Les Forces armées nigériennes affirment avoir neutralisé Ibrahim Mahamadou, dit « Bakoura », dirigeant de la faction JAS de Boko Haram, lors d’une opération aérienne menée le 15 août dans la région de Diffa. La confirmation de sa mort reste cependant attendue.
L’état-major des Forces armées nigériennes (FAN) a déclaré jeudi avoir mené une opération ciblée contre le leader jihadiste Ibrahim Mahamadou, dit « Bakoura », sur l’île de Chilawa située dans l’extrême sud-est du pays. Selon l’information diffusée à la télévision nationale, l’intervention s’est déroulée après « plusieurs semaines de surveillance minutieuse » des mouvements du chef terroriste.
L’opération s’est articulée en deux phases : un avion de reconnaissance a d’abord confirmé les positions des cibles avant qu’un chasseur-bombardier n’effectue « trois frappes successives et précises » dans la matinée du 15 août.
Un parcours jihadiste de plus d’une décennie
Ibrahim Mahamadou, quadragénaire, avait rallié les rangs de Boko Haram il y a plus de dix ans, rappelle l’armée. Ancien lieutenant d’Abubakar Shekau, il avait pris les rênes de la faction Jama’atu Ahlis Sunna Lidda’Awati Wal-Jihad (JAS) après le suicide de ce dernier en mai 2021. En effet, Shekau s’était donné la mort alors qu’il était poursuivi par les combattants de l’État islamique en Afrique de l’Ouest (ISWAP) dans la forêt de Sambisa.
Sous la direction de Bakoura, JAS a intensifié ses attaques contre les civils et les forces de sécurité dans la région du bassin du lac Tchad, accuse Niamey qui lui impute également l’enlèvement de plusieurs centaines d’écoliers à Kuriga, au Nigéria, en mars 2024.
Le dernier rapport de l’Équipe d’appui analytique et de surveillance des sanctions contre l’État islamique et Al-Qaida, publié le 24 juillet 2025, désigne la faction Bakoura Doro comme la plus active au sein de Boko Haram. Le groupe a étendu son contrôle territorial, notamment autour de la rivière Komadougou Yobé dans le nord de l’État de Borno, s’emparant de zones précédemment tenues par d’autres factions, y compris certaines îles appelées « tumbuns ».
Prudence sur la confirmation du décès
Vincent Foucher, expert de l’insurrection jihadiste au Nigéria, appelle néanmoins à la prudence concernant cette annonce. Le chercheur rappelle que « par le passé, la mort de nombreux chefs jihadistes de la région du lac Tchad a été annoncée prématurément ». Les confusions liées aux homonymies sont fréquentes, comme l’illustre le cas de Shekau, déclaré mort à plusieurs reprises avant sa disparition effective. À ce jour, la faction JAS n’a publié aucune réaction officielle concernant le sort annoncé de son dirigeant.
Cela dit, selon l’analyse de Vincent Foucher, Bakoura représentait une figure pivot pour JAS. « Il a réussi à restructurer la faction après la mort de Shekau, à relancer l’offensive contre ISWAP, à reconquérir du terrain et à préserver l’autonomie de JAS », explique le spécialiste, ajoutant que beaucoup s’attendaient à une absorption par ISWAP.

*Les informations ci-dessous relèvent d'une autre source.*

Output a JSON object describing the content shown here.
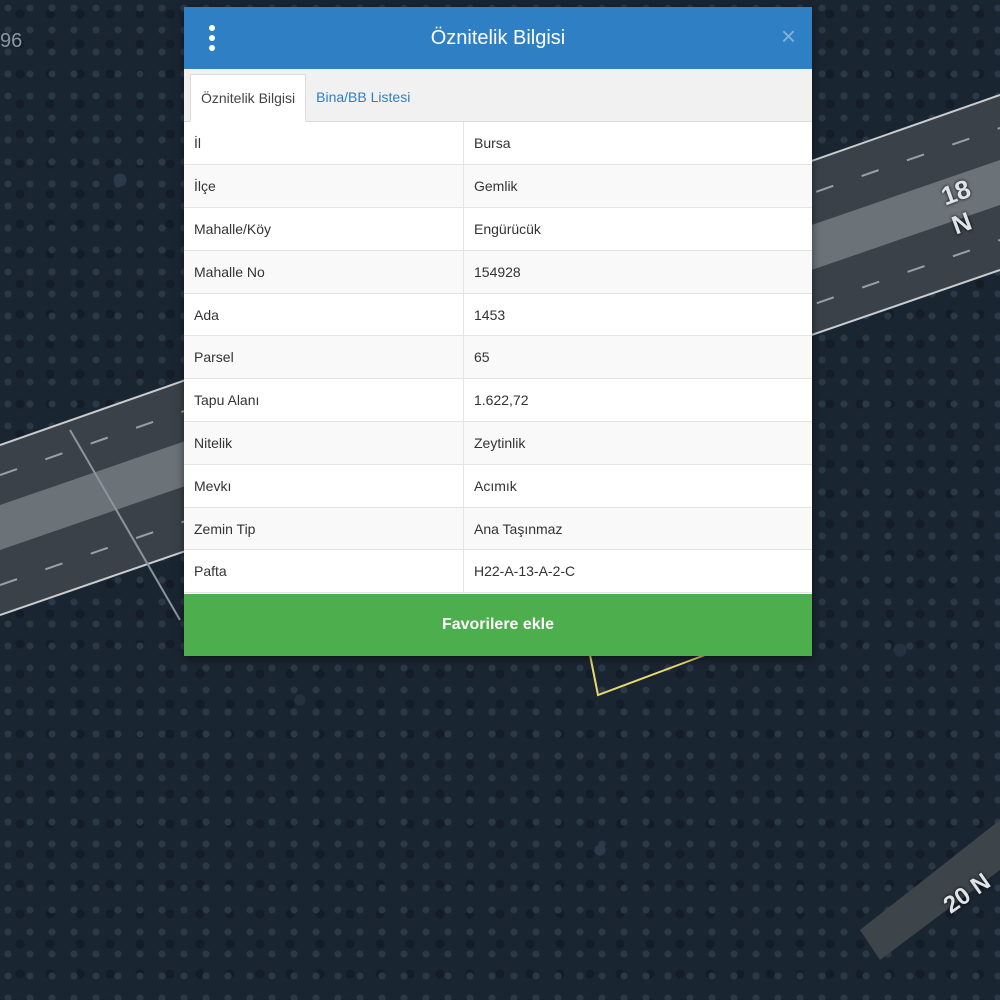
{
  "map": {
    "coord_label": "96",
    "road_labels": [
      "18 N",
      "20 N"
    ]
  },
  "panel": {
    "title": "Öznitelik Bilgisi",
    "tabs": [
      {
        "label": "Öznitelik Bilgisi",
        "active": true
      },
      {
        "label": "Bina/BB Listesi",
        "active": false
      }
    ],
    "rows": [
      {
        "key": "İl",
        "value": "Bursa"
      },
      {
        "key": "İlçe",
        "value": "Gemlik"
      },
      {
        "key": "Mahalle/Köy",
        "value": "Engürücük"
      },
      {
        "key": "Mahalle No",
        "value": "154928"
      },
      {
        "key": "Ada",
        "value": "1453"
      },
      {
        "key": "Parsel",
        "value": "65"
      },
      {
        "key": "Tapu Alanı",
        "value": "1.622,72"
      },
      {
        "key": "Nitelik",
        "value": "Zeytinlik"
      },
      {
        "key": "Mevkı",
        "value": "Acımık"
      },
      {
        "key": "Zemin Tip",
        "value": "Ana Taşınmaz"
      },
      {
        "key": "Pafta",
        "value": "H22-A-13-A-2-C"
      }
    ],
    "favorite_button": "Favorilere ekle"
  },
  "colors": {
    "header": "#2f7fc4",
    "button": "#4cae4c",
    "parcel_outline": "#e8d870"
  }
}
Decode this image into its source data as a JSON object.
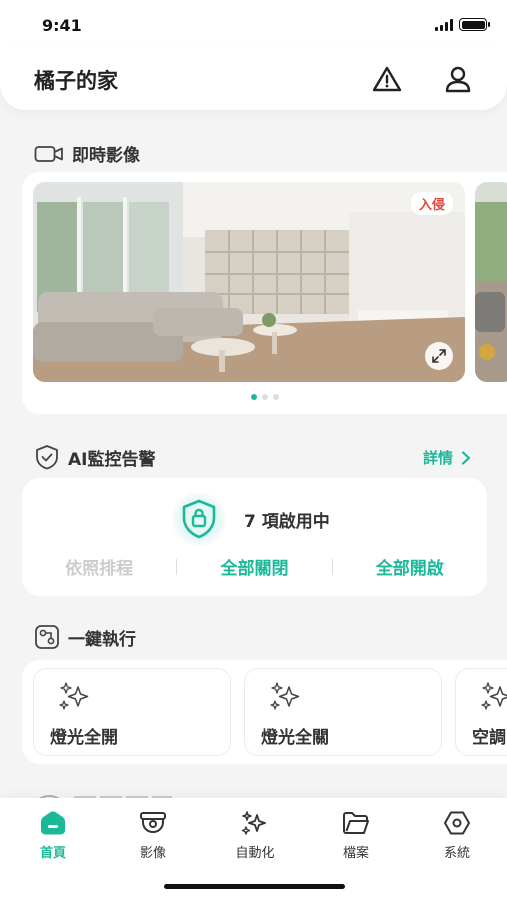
{
  "status_bar": {
    "time": "9:41"
  },
  "header": {
    "home_name": "橘子的家"
  },
  "live": {
    "section_title": "即時影像",
    "badge": "入侵"
  },
  "ai": {
    "section_title": "AI監控告警",
    "detail_link": "詳情",
    "active_text": "7 項啟用中",
    "actions": [
      "依照排程",
      "全部關閉",
      "全部開啟"
    ]
  },
  "oneclick": {
    "section_title": "一鍵執行",
    "scenes": [
      "燈光全開",
      "燈光全關",
      "空調"
    ]
  },
  "tabs": [
    "首頁",
    "影像",
    "自動化",
    "檔案",
    "系統"
  ],
  "colors": {
    "accent": "#1bb99a",
    "alert": "#e2453a",
    "background": "#f4f4f4"
  }
}
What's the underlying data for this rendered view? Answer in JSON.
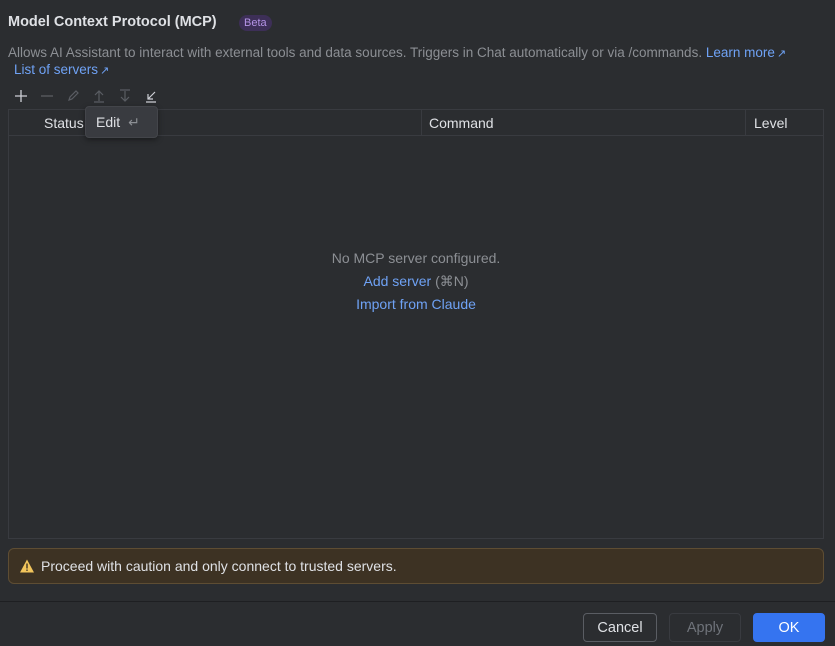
{
  "header": {
    "title": "Model Context Protocol (MCP)",
    "badge": "Beta",
    "description": "Allows AI Assistant to interact with external tools and data sources. Triggers in Chat automatically or via /commands.",
    "learn_more": "Learn more",
    "list_of_servers": "List of servers",
    "external_arrow": "↗"
  },
  "toolbar": {
    "icons": [
      "add-icon",
      "remove-icon",
      "edit-icon",
      "move-up-icon",
      "move-down-icon",
      "import-icon"
    ]
  },
  "tooltip": {
    "label": "Edit",
    "shortcut": "↵"
  },
  "table": {
    "columns": [
      "Status",
      "Command",
      "Level"
    ],
    "empty_message": "No MCP server configured.",
    "add_server": "Add server",
    "add_server_shortcut": "(⌘N)",
    "import": "Import from Claude"
  },
  "warning": {
    "text": "Proceed with caution and only connect to trusted servers."
  },
  "footer": {
    "cancel": "Cancel",
    "apply": "Apply",
    "ok": "OK"
  },
  "colors": {
    "accent": "#3574f0",
    "link": "#6fa2f5",
    "badge_bg": "#3d2f57",
    "warning_bg": "#3d3223"
  }
}
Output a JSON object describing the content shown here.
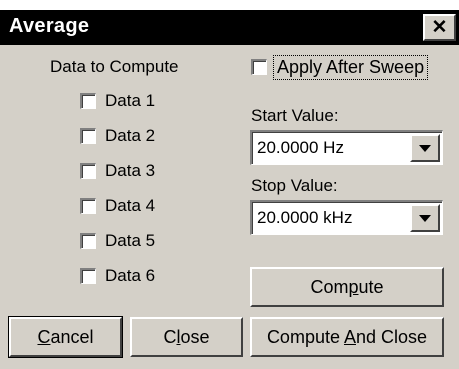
{
  "window": {
    "title": "Average",
    "close_glyph": "✕",
    "close_icon": "close-icon"
  },
  "data_section": {
    "heading": "Data to Compute",
    "items": [
      {
        "label": "Data 1",
        "checked": false
      },
      {
        "label": "Data 2",
        "checked": false
      },
      {
        "label": "Data 3",
        "checked": false
      },
      {
        "label": "Data 4",
        "checked": false
      },
      {
        "label": "Data 5",
        "checked": false
      },
      {
        "label": "Data 6",
        "checked": false
      }
    ]
  },
  "apply_after_sweep": {
    "label": "Apply After Sweep",
    "checked": false
  },
  "start_value": {
    "label": "Start Value:",
    "value": "20.0000  Hz",
    "arrow_icon": "chevron-down-icon"
  },
  "stop_value": {
    "label": "Stop Value:",
    "value": "20.0000 kHz",
    "arrow_icon": "chevron-down-icon"
  },
  "buttons": {
    "compute": {
      "pre": "Com",
      "mnemonic": "p",
      "post": "ute"
    },
    "cancel": {
      "pre": "",
      "mnemonic": "C",
      "post": "ancel"
    },
    "close": {
      "pre": "C",
      "mnemonic": "l",
      "post": "ose"
    },
    "compute_and_close": {
      "pre": "Compute ",
      "mnemonic": "A",
      "post": "nd Close"
    }
  }
}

Le chercheur souligne également que sous son commandement, JAS a élargi ses activités au-delà du nord-est nigérian, notamment à travers le groupe de Sadikou, un autre leader jihadiste, opérant dans le nord-ouest, avec de possibles ralliements de combattants Lakurawa, suggérant une phase d’expansion du mouvement.
Incertitudes sur l’avenir de JAS
Les conséquences de la disparition supposée de Bakoura demeurent difficiles à évaluer. Vincent Foucher note que le leader s’était imposé par la violence, éliminant le premier successeur désigné de Shekau. « JAS connaît des tensions internes plus marquées qu’ISWAP, ce qui accroît les risques de fragmentation », analyse-t-il.
La dispersion géographique des groupes affiliés, particulièrement dans le nord-ouest, soulève des interrogations quant à l’émergence d’un successeur reconnu par l’ensemble des factions.
Toutefois, le mouvement dispose d’une base économique relativement solide dans la partie nord du lac Tchad, où il contrôle des territoires et prélève des taxes, notamment sur le commerce halieutique. Cette assise financière pourrait permettre à l’organisation de surmonter une éventuelle crise de leadership, même si la perte de Bakoura risque de provoquer des remaniements significatifs dans sa structure.
L’évolution de la situation sécuritaire dans la région dépendra largement de la capacité des différentes factions à maintenir leur cohésion interne et de la réponse des forces multinationales engagées dans la lutte antiterroriste.